Mrs Prendergast opened the door to the set.
“Everyone is ready, Mr Fry⁄er.”
The meeting went well, initially. The full board was there, executive and non-executive members: Keegan, de Freitas, Vintage, Beastone, Pippa Deere, the three Oxbridge professors, the ex-Tory cabinet minister, the retired senior civil servant, a former director of the Bank of England. They sat soberly and seriously as Ingram made his short speech about the tragedy of Philip Wang’s death and the debt that everyone at Calenture-Deutz owed him. It was only as he moved on to speculate about the future and the new drug that Philip had been working on that the first interruption took place.
“Zembla-4 is unaffected, Ingram,” Burton Keegan said, raising his hand as an afterthought. “I think everyone should know: nothing of Philip’s work will have gone to waste. The programme continues—full force.”
Ingram paused, irritated: Keegan should have sensed he wasn’t finished.
“Well, I’m delighted to hear that, of course. Still, Philip Wang’s contribution to the success—”
“Actually, Philip had pretty much signed off on phase three, isn’t that correct, Paul?”
De Freitas responded to Keegan’s cue.
“Yeah…Effectively. I spoke with Philip two days before the tragedy. We were at the end of the third stage of clinical trials—and he was more than happy with everything. ‘Full steam ahead’, were his precise words, if I recall. He was a happy man.”
“But he hadn’t actually signed off, as far as I’m aware,” Ingram said.
One of the professors chipped in (Ingram couldn’t remember his name). “Philip was more than happy—the data wa
s really superb. He told me himself just last week—superb.”
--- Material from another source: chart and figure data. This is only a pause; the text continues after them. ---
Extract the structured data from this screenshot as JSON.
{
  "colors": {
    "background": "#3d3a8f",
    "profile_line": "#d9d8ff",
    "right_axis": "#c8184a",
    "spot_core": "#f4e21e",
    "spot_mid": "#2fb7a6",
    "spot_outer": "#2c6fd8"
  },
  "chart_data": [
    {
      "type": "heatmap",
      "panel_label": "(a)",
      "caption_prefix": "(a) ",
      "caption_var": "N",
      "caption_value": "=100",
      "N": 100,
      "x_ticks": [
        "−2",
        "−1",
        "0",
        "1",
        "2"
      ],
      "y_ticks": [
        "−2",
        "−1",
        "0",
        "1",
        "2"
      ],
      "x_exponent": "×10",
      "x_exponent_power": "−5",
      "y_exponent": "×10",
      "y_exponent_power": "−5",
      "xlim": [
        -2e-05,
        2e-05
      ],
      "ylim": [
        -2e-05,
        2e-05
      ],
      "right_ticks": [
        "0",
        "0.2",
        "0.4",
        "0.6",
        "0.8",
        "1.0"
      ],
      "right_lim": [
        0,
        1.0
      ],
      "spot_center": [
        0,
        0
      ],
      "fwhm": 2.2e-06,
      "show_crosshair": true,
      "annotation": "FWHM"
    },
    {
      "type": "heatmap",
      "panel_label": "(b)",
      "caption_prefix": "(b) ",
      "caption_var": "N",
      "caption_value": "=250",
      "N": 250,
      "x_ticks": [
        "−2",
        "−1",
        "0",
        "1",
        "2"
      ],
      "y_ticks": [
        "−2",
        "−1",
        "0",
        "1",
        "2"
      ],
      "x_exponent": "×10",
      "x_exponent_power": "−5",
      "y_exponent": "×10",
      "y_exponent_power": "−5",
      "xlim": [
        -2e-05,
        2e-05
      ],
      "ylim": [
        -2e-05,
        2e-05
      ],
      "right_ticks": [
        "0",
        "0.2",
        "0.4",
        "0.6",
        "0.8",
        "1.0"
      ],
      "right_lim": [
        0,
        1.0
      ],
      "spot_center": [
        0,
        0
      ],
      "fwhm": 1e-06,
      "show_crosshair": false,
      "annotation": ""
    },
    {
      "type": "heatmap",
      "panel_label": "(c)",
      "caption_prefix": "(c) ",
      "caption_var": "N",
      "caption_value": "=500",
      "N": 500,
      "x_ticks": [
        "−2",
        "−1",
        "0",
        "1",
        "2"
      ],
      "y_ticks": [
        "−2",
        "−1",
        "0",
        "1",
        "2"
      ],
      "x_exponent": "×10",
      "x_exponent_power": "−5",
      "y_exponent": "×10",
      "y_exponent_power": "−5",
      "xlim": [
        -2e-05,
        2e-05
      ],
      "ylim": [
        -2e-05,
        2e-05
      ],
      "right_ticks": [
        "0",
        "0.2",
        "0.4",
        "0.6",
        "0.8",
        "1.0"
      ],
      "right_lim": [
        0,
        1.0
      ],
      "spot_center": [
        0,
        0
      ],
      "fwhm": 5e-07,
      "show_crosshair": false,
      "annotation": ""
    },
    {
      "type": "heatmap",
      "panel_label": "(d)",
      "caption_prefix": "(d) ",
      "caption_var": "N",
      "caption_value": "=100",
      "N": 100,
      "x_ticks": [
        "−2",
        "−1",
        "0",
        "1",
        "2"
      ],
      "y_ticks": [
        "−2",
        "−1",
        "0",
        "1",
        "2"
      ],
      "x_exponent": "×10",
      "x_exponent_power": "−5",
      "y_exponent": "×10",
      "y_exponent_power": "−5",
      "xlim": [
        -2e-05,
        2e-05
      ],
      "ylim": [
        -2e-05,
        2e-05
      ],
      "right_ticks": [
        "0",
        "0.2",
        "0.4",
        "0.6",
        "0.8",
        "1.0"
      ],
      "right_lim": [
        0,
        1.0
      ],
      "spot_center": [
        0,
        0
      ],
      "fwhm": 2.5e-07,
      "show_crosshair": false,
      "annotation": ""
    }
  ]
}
Now that Ingram had been interrupted so comprehensively a general buzz of conversation grew around the long, glossy table. Ingram leant towards Mrs Prendergast.
“Remind me of that man’s name, Mrs P.”
“Professor Goodforth—Green College, Oxford.” She looked at her list. “Professor Sam M. Goodforth.”
Ingram remembered him now, another new appointee to the board, simultaneous with the arrival of Keegan and de Freitas. Ingram cleared his throat, loudly.
“Good news, excellent news,” he said, aware of how bland he sounded. “At least Philip’s work will survive.”
Keegan had the grace to hold his hand up this time.
“Burton, do go ahead.”
“Thank you,” Keegan said, smiling politely, “I’d like the board to know that we’re flying Professor Costas Zaphonopolous in to take over the day-to-day supervision of the final stage of the trials before we submit our NDA to the PDA. Our New Drug Application,” he added politely for the benefit of any uncomprehending nonexecutive directors, “to the Food and Drug Administration.” He turned to Ingram. “Costas is Emeritus Professor of Immunology at Baker-Field.”